17. Any player that selects a labyrinth card must move their playing piece to the labyrinth. While in the labyrinth anybody who selected a numbered labyrinth card, must roll the exact number on the card in order to come back to the game.

18. After a successful roll, the player must move to the block as shown on the face card at an unsuccessful turn, the player returns the card back to the take a card stack.

19. After each use of the labyrinth card, the card must be placed back into the bottom, of either the get help or the take a card stack.

20. Anybody who’s in the labyrinth without the exit card rolls the dice, even number to select a get help card an odd number to select a take a card.

21. The player can come out of the labyrinth with the selected plain labyrinth card. The number rolled on the dice determines the place where the player moves next. When the player rolls 7 in the labyrinth and has a labyrinth card, either collect a hand or move on the board.

22. The game continues until one player has filed the most web stickers into the website.

23. To play the game, keep in hand enough poker chips so you are ready to file a playing card. Good luck!!!

Never before has the phrase “good luck” seemed so appropriate to me.

Unfortunately, this is where I must confess my failure to you, faithful viewer and fellow homosapien. Even after countless hours spent reading, rereading, and re-rereading this rulebook, I remained unable to decipher the alien message that it undoubtedly contains.

I had been searching in vain for the Divorce Court Rosetta Stone, which would unlock the unearthly wisdom that’s locked within this board game. But then, I realized I wasn’t thinking like an alien. They’ve demonstrated that they like to print things on big, flat surfaces, so I turned my attention to the game’s box, and, sure enough, I found three pieces of contact information printed there, like tiny little cardboard crop circles.

First, I located the name of the game’s publisher: Hubline Publishing. I attempted to contact the publisher, but the company no longer exists and their business license was revoked. This should have been obvious, since their corporate headquarters is thirty-seven thousand light years away! No corporation has its tendrils buried deep enough into the galaxy to withstand that amount of time and space! Well… maybe Google.

And then, just as I was about to give up hope, I found it. Somewhere between my eighth and thirteenth sleepless night, I realized that the letters in Hubline Game Publishing could be rearranged to spell “Humble Alien: Big Spin Hug”. Eureka! That’s their message to us. They come in peace and they want to give us big, spinning hugs! But now, a bigger problem. How do we get a message back to them? To find out how, I returned to the contact information on the box.

Let’s see. There’s an incorrectly formatted AOL web address. Further proof of alien intervention, because, c’mon what human still uses AOL?

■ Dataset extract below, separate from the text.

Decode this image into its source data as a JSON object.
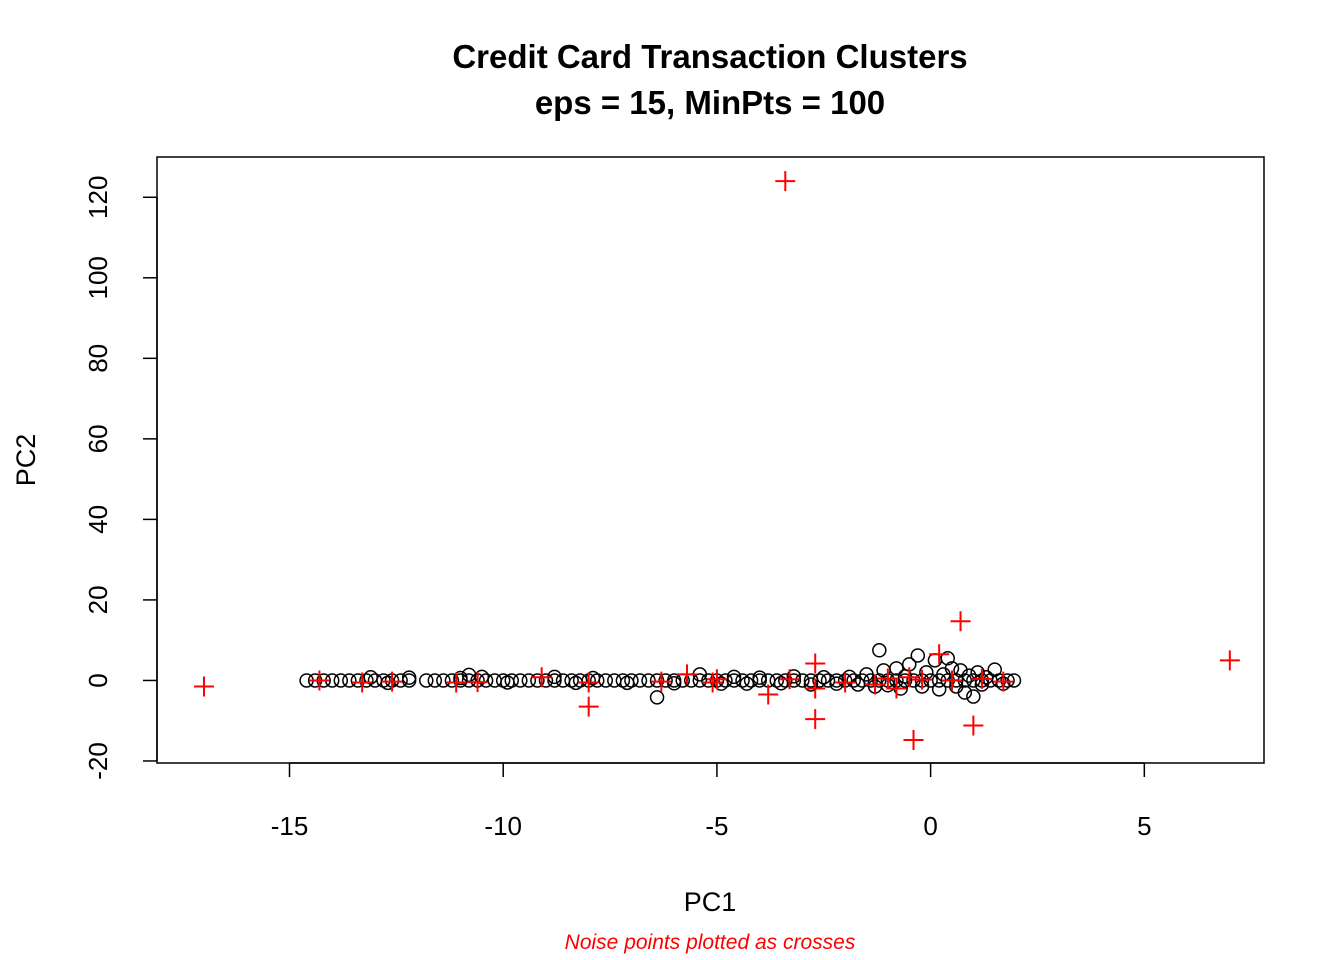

But fortunately, there’s another website address listed here too. And if we visit that website we find that… oop, we find that the domain name has expired. Oh, come on, aliens! You know you can’t publish a web address on your product and then let it expire! If you do that, someone is going to purchase it and post their own message there.

Gasp!

That’s it! That’s where the aliens are watching! This website is the way we communicate back! I found it! Don’t worry, my spin hugging alien friends, we’re listening! I’m going to go put up a website at this address right now and be the first to make contact with you! I will become the ambassador of all mankind. I alone will be lifted on high by our interstellar visitors as the prime specimen of our species. I will rule supreme over my fellow man, unchallenged for all eternity throughout the entire cosmos!

And all it took was repeatedly playing the Divorce Court board game! (LOOKING AT GAME FOR A WHILE) Meh, it still wasn’t worth it.